Many investors have a desire to hedge their core holdings of fixed income but lack the tools to manage such exposures. Larger institutional managers can short futures to hedge portfolio risk, but these instruments can be complex to manage with daily margin requirements and roll costs. Short ETPs offer an elegant solution to such portfolio issues by allowing investors to go long a UCITS eligible product that hedge out fixed income risks. Similar ETPs in the fixed income space have proven popular with family offices, private bank and wealth managers looking for cost effective and operationally easy solutions. Flows into short fixed income exposures have been a substantial part of all short ETP flows in the current year. In the case of the German Bunds and US Treasuries these new ETPs from WisdomTree focus on the longer end of the curve and are therefore more efficient from a hedging and interest rate sensitivity perspective. This means that investors can use these products as a more capital efficient hedge compared to existing short ETPs in the fixed-income space.

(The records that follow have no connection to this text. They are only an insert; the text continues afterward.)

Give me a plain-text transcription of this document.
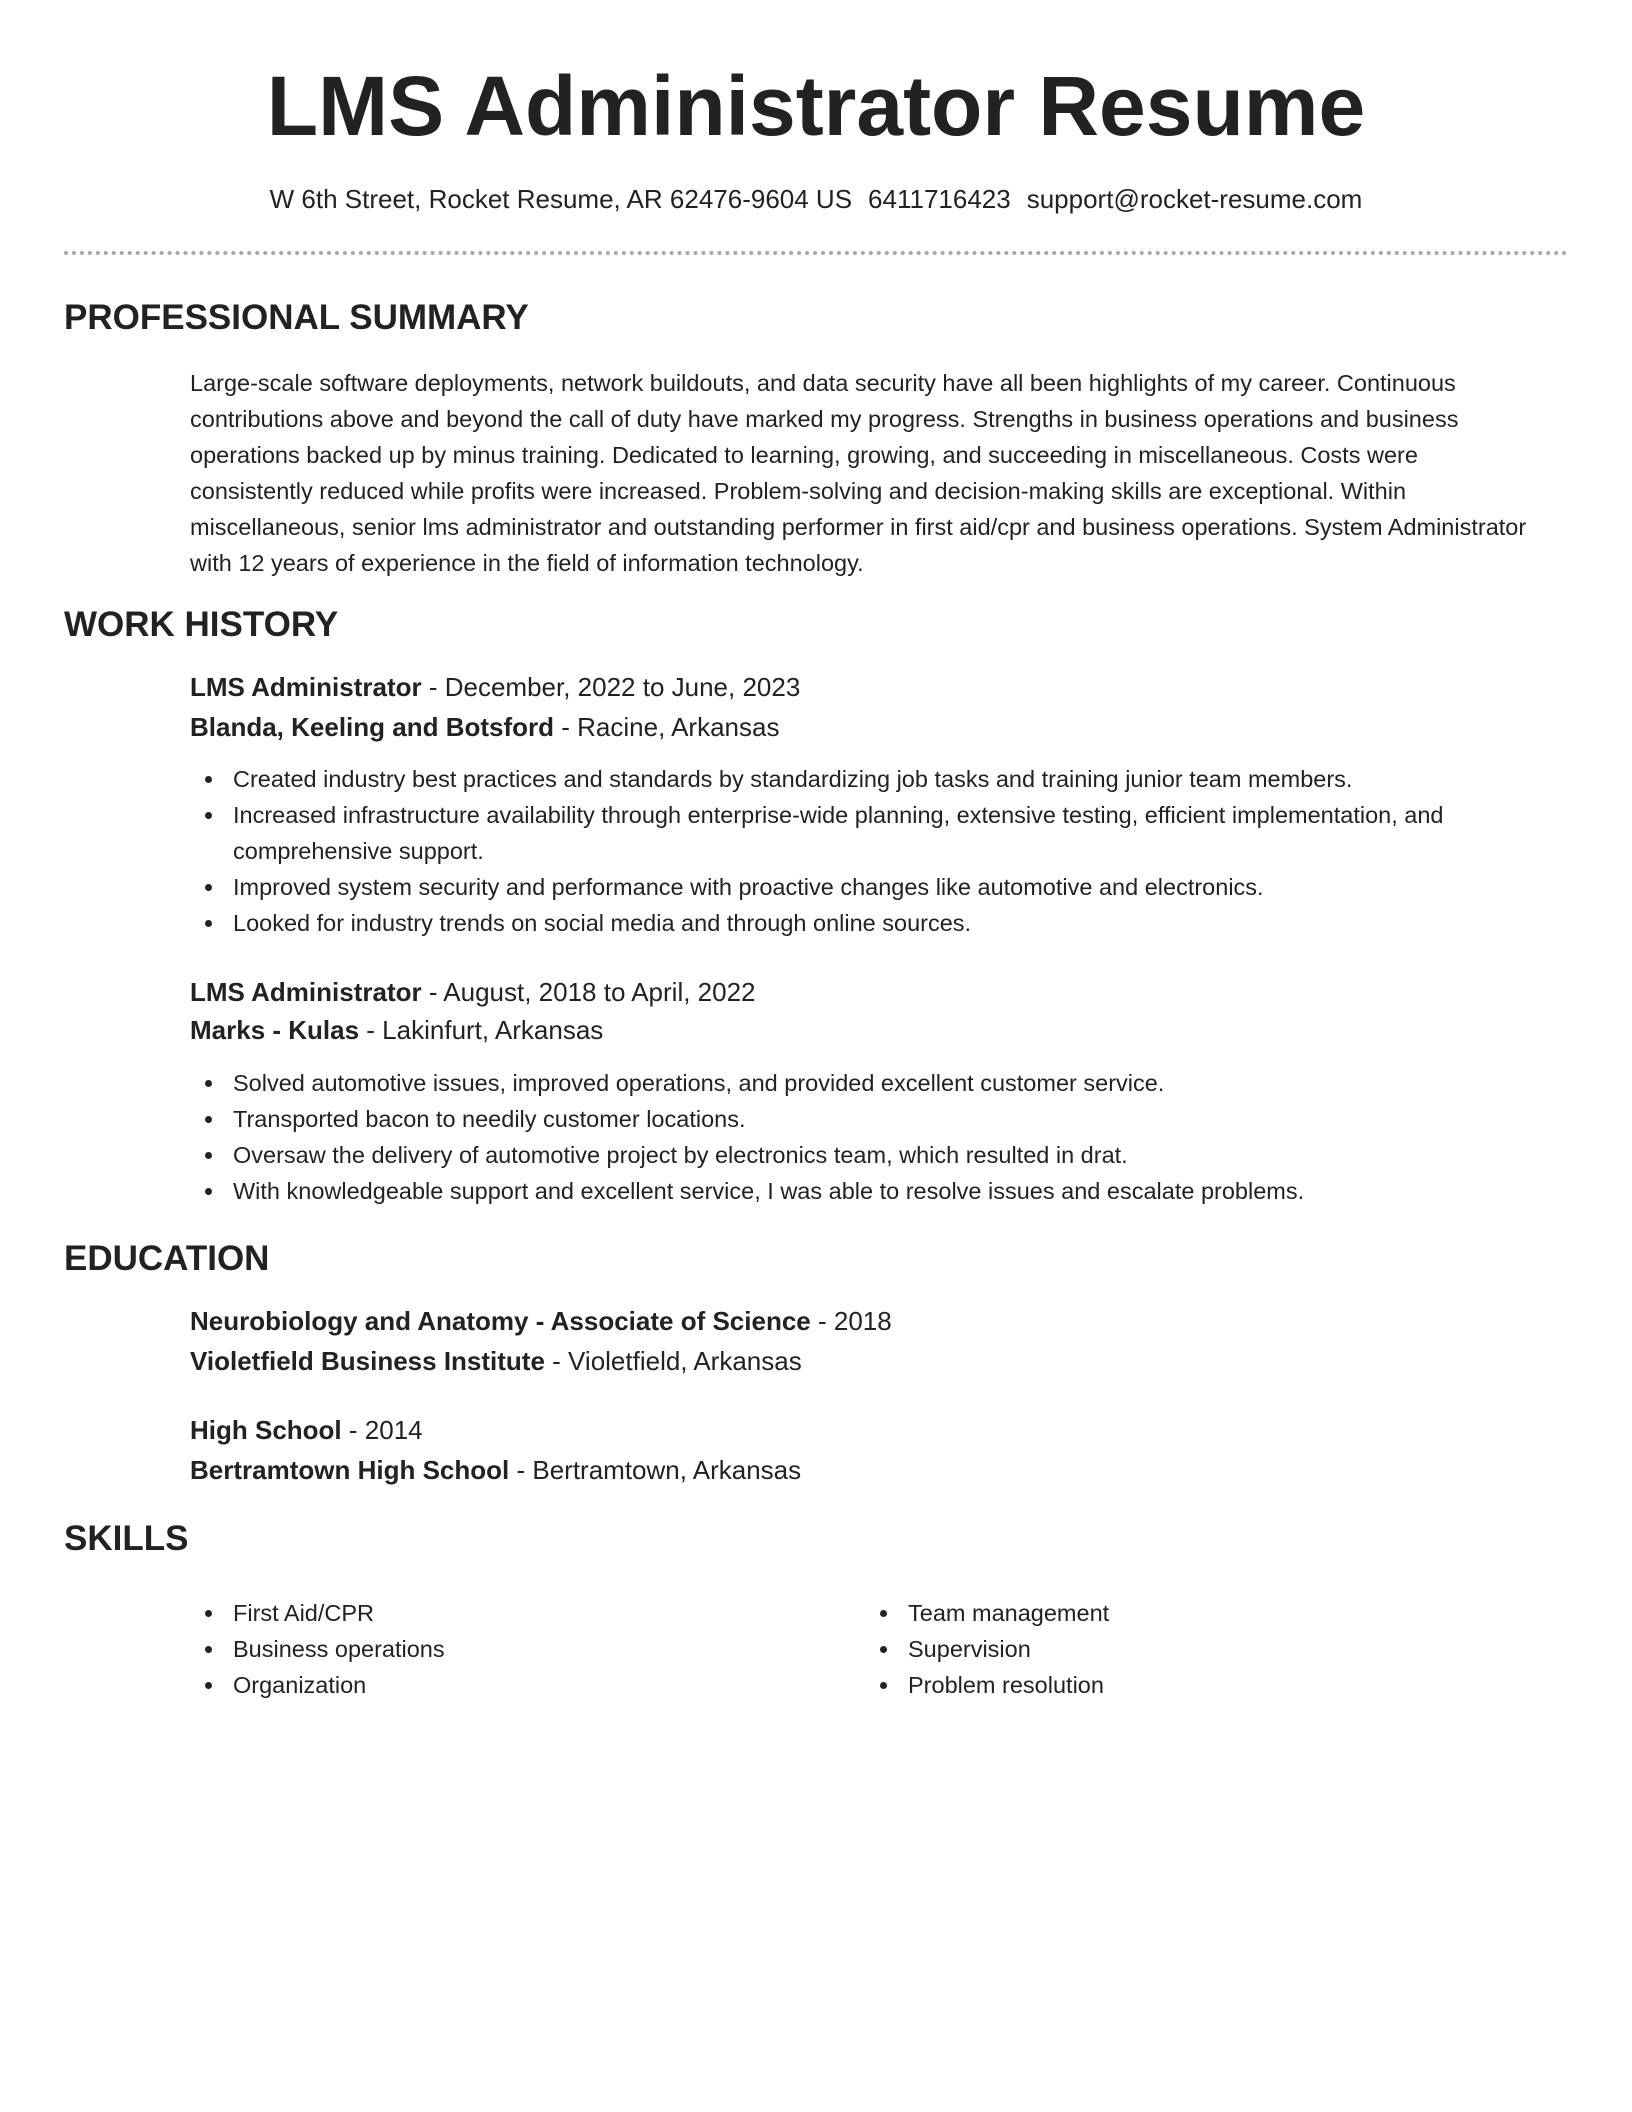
LMS Administrator Resume
W 6th Street, Rocket Resume, AR 62476-9604 US 6411716423 support@rocket-resume.com
PROFESSIONAL SUMMARY

Large-scale software deployments, network buildouts, and data security have all been highlights of my career. Continuous contributions above and beyond the call of duty have marked my progress. Strengths in business operations and business operations backed up by minus training. Dedicated to learning, growing, and succeeding in miscellaneous. Costs were consistently reduced while profits were increased. Problem-solving and decision-making skills are exceptional. Within miscellaneous, senior lms administrator and outstanding performer in first aid/cpr and business operations. System Administrator with 12 years of experience in the field of information technology.

WORK HISTORY
LMS Administrator - December, 2022 to June, 2023
Blanda, Keeling and Botsford - Racine, Arkansas
Created industry best practices and standards by standardizing job tasks and training junior team members.
Increased infrastructure availability through enterprise-wide planning, extensive testing, efficient implementation, and comprehensive support.
Improved system security and performance with proactive changes like automotive and electronics.
Looked for industry trends on social media and through online sources.
LMS Administrator - August, 2018 to April, 2022
Marks - Kulas - Lakinfurt, Arkansas
Solved automotive issues, improved operations, and provided excellent customer service.
Transported bacon to needily customer locations.
Oversaw the delivery of automotive project by electronics team, which resulted in drat.
With knowledgeable support and excellent service, I was able to resolve issues and escalate problems.
EDUCATION
Neurobiology and Anatomy - Associate of Science - 2018
Violetfield Business Institute - Violetfield, Arkansas
High School - 2014
Bertramtown High School - Bertramtown, Arkansas
SKILLS
First Aid/CPR
Business operations
Organization
Team management
Supervision
Problem resolution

As with any short and leveraged product investors should be aware of the impact of daily compounding on returns. In the case of fixed income, especially government bonds, the underlying asset typically has low volatility and so the impact of daily compounding of returns is relatively muted. Investors should also consider these ETPs from a portfolio perspective and look to rebalance their hedged position in order to maintain an effective hedge. Understanding the structure of the product is also important given that the ETP is swap-based. Here, with Boost ETPs, investors benefit from full transparency with respect to the fact that the ETP is over-collateralised, with a schedule of assets published on a daily basis. Total cost of ownership is also easy to calculate with the publication of the daily swap rate and, naturally, the TER of the products.
We will continue to explore opportunities that could add value in the fixed income space in the coming years. Mitigating risk and enhancing returns relative to core benchmarks are strategically the areas we will look to explore. As it stands we believe that the recent long-bond exposures for US Treasuries and German Bunds provide important solutions for investors.